Valente revealed his disappointment by the absence of an indicator related to ending hunger and malnutrition, recalling a Feb. 2014 paper issued by FIAN that analyzed the contradiction between the human rights framework and the frameworks elaborated by the G-8 alliance.
“All the indicators are on how safe it is for the investors to invest; how many changes were made in the land or sea laws in the countries; and how amenable the environment is for investment,” he said.
“It is really clear that there is a front of contradiction,” he continued. “The [alliance] is supposedly there to end hunger and malnutrition, but it is [instead] promoting its own agenda, and it is not the agenda of the people.”
Valente suggested that the human rights system should impede the G-8 alliance from such practices, and urged a greater prominence for women’s rights in the policies of the FAO and other organizations’ food policies.
“When they talk about [women’s rights], they talk about mothers — as if the only reason for a woman to exist is to be a mother and to take care of the family and the children,” he said, asserting the need instead for women to be empowered as entrepreneurs and recognized as equals, decision-makers, and heads of family.
Here, Valente sees a potential tie-in for the private sector in the future implementation of the guidelines, but stressed the need for clear conflict of interest rules.
“If you have a decision of the U.N. being highly influenced by the private sector that says 95 percent of the world’s malnutrition can be eliminated by selling fortified products, this would mean an income of $9 billion for the private sector, but is there enough proof that this is the best mechanism to really end malnutrition?”

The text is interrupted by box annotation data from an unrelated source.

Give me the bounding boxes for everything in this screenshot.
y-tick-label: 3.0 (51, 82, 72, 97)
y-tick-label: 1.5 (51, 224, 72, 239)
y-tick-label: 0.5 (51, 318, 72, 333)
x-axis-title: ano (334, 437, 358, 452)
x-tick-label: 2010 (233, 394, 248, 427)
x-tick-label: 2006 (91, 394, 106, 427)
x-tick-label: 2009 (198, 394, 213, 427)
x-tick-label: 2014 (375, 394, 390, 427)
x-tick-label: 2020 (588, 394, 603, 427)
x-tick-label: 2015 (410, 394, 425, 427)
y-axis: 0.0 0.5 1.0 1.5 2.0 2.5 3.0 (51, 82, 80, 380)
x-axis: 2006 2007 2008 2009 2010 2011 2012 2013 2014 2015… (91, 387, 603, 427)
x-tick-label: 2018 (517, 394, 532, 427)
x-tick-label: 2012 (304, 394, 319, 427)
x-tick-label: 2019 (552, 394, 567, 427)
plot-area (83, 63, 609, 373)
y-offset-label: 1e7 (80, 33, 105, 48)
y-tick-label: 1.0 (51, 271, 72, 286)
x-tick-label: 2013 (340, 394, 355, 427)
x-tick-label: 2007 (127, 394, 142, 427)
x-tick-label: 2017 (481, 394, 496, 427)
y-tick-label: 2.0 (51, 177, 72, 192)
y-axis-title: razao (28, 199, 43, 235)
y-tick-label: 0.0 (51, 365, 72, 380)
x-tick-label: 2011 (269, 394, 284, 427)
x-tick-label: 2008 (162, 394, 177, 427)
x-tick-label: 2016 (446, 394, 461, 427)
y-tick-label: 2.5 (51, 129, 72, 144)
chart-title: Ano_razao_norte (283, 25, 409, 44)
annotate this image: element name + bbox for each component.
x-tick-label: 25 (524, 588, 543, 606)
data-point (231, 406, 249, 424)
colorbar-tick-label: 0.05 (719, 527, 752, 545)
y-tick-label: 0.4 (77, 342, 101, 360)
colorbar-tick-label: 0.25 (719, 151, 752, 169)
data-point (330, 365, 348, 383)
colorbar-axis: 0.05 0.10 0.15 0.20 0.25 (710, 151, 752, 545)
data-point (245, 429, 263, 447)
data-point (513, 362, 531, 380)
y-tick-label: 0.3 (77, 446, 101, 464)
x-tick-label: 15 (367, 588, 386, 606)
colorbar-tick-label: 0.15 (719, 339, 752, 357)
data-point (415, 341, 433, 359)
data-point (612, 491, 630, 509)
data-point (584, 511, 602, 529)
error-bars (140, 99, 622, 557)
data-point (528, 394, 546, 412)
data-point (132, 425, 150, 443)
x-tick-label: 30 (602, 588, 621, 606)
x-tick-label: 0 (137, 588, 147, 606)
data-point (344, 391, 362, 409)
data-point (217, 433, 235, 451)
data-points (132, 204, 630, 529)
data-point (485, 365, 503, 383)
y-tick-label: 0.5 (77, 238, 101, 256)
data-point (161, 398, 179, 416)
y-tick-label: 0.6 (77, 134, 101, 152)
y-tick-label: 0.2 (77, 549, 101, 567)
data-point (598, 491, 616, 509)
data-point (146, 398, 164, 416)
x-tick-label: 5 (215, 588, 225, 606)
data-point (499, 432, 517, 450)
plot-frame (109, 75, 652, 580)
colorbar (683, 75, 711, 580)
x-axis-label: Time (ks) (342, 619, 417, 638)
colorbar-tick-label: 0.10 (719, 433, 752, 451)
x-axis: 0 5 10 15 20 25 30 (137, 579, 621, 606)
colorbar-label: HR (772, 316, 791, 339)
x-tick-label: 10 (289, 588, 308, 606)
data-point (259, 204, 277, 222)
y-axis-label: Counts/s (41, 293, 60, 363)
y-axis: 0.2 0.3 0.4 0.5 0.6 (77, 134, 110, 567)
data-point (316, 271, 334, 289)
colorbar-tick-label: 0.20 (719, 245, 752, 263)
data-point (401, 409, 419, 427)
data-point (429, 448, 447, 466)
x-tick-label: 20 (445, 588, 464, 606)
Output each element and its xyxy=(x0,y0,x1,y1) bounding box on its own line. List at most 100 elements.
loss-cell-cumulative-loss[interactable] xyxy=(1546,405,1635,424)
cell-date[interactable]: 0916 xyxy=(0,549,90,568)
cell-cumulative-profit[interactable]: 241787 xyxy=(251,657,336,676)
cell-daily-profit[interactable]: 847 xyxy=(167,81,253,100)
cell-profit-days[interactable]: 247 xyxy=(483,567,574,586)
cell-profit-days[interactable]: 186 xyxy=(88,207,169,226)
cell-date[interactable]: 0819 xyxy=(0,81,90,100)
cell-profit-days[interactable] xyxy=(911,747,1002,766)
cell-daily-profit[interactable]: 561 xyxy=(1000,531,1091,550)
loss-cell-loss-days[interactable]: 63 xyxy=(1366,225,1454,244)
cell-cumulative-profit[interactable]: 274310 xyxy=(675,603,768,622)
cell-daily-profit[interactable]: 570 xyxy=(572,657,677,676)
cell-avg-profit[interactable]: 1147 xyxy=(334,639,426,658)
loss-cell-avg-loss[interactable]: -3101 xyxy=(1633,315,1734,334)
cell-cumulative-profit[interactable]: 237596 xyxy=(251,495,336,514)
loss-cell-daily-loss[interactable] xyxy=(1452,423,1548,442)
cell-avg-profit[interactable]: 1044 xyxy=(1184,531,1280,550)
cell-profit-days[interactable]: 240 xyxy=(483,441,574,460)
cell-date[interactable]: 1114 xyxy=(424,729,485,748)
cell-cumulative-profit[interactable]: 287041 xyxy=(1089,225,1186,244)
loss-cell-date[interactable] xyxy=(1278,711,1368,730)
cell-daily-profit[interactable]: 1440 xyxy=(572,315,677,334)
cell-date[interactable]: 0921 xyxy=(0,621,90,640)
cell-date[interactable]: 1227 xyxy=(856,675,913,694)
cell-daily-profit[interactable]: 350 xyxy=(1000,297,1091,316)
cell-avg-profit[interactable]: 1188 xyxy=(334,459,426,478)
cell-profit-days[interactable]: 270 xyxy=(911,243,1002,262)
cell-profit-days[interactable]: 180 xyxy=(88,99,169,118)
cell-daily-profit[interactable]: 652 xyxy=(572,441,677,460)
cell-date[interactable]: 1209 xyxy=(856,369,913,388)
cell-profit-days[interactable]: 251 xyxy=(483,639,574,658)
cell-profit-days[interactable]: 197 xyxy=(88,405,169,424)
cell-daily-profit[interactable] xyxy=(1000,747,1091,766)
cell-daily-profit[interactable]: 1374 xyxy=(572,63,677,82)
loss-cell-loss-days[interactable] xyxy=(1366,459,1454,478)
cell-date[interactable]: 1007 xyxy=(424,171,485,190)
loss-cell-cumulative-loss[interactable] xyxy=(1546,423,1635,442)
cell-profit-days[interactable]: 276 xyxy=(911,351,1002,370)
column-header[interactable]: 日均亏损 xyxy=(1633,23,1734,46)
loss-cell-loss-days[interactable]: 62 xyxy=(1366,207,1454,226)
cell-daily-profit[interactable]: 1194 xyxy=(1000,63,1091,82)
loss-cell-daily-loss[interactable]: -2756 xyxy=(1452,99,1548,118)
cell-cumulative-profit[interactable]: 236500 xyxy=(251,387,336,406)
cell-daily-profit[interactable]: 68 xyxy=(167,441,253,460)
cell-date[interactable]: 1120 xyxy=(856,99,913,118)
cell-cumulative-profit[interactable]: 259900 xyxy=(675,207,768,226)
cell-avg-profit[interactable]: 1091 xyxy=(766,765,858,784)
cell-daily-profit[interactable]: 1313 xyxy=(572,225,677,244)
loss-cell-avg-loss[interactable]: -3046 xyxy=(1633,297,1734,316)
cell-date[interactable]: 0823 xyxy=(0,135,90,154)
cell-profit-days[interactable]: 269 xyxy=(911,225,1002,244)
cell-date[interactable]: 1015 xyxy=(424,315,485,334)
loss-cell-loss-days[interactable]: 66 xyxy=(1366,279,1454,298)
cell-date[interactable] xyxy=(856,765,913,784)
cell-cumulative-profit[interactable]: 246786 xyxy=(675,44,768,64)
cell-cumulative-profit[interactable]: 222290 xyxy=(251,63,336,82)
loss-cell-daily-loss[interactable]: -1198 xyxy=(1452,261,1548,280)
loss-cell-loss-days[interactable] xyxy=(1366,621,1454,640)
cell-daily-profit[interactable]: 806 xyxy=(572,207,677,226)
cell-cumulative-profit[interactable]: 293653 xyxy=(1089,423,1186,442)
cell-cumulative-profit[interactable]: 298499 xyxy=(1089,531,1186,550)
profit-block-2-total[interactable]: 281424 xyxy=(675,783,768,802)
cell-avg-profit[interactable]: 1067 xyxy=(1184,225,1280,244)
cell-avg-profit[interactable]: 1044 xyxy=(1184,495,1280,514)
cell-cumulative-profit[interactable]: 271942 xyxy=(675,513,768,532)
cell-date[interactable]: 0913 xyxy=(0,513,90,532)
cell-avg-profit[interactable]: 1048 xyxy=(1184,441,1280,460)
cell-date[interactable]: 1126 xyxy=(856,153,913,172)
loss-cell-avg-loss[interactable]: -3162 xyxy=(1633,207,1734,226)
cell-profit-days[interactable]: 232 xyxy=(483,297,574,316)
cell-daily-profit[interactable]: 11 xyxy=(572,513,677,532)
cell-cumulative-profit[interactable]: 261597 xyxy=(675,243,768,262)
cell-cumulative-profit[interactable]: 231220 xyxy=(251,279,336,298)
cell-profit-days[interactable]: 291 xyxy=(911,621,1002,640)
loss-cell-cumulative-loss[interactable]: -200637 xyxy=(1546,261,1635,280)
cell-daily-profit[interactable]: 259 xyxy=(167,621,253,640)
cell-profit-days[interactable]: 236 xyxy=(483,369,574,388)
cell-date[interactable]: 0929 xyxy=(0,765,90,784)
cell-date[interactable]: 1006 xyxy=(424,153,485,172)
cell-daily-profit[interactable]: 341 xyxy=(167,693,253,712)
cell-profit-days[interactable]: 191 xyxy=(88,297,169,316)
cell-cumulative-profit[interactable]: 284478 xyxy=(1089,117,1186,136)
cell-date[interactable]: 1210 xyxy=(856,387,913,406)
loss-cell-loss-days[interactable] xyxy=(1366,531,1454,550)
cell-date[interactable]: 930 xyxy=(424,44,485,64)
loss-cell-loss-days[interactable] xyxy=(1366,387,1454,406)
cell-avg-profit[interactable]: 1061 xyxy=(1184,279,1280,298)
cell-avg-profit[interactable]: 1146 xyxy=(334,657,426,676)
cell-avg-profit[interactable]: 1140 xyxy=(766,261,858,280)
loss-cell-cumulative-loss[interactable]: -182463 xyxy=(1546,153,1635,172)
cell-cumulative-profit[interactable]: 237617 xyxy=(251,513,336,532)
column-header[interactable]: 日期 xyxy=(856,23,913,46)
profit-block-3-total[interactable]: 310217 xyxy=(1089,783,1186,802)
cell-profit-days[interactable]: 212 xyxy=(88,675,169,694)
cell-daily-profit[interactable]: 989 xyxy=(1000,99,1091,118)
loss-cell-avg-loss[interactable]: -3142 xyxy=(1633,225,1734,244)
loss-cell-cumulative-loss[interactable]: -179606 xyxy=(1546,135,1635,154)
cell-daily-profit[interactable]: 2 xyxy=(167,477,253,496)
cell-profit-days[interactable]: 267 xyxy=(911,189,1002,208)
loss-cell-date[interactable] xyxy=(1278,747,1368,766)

Valente would like to see this $9 billion invested in the implementation of women’s rights, the protection of women’s rights and the promotion of sustainable food production. Here, he highlighted a study by CARE, funded by the U.S. Agency for International Development, that showed that work done with women, adolescents and girls to promote their self-esteem reduces four or five times over the rate of stunting in communities than simply distributing food or introducing micronutrients.
“It is not something expensive, but it tackles the root causes of whatever is going on,” Valente said. “You reduce child marriage, you reduce pregnancy in adolescence, you reduce submission of women, you promote women as full human beings. The other things follow as an outcome.”
Valente believes that this is precisely where the private sector should channel its support, making donations without attaching it to a specific program or activity that is strategically defined as being relevant. In this regard he criticized the Bill & Melinda Gates Foundation for being too centralized: “[Gates] doesn’t do anything without strings. Whatever they do, they do it in line with their own thinking and their own opinions on what is best for ending hunger and malnutrition in the world.”
“You have to invest in protecting people from harm,” the FIAN chief concluded, “both from the side of the government and from the side of the private sector.”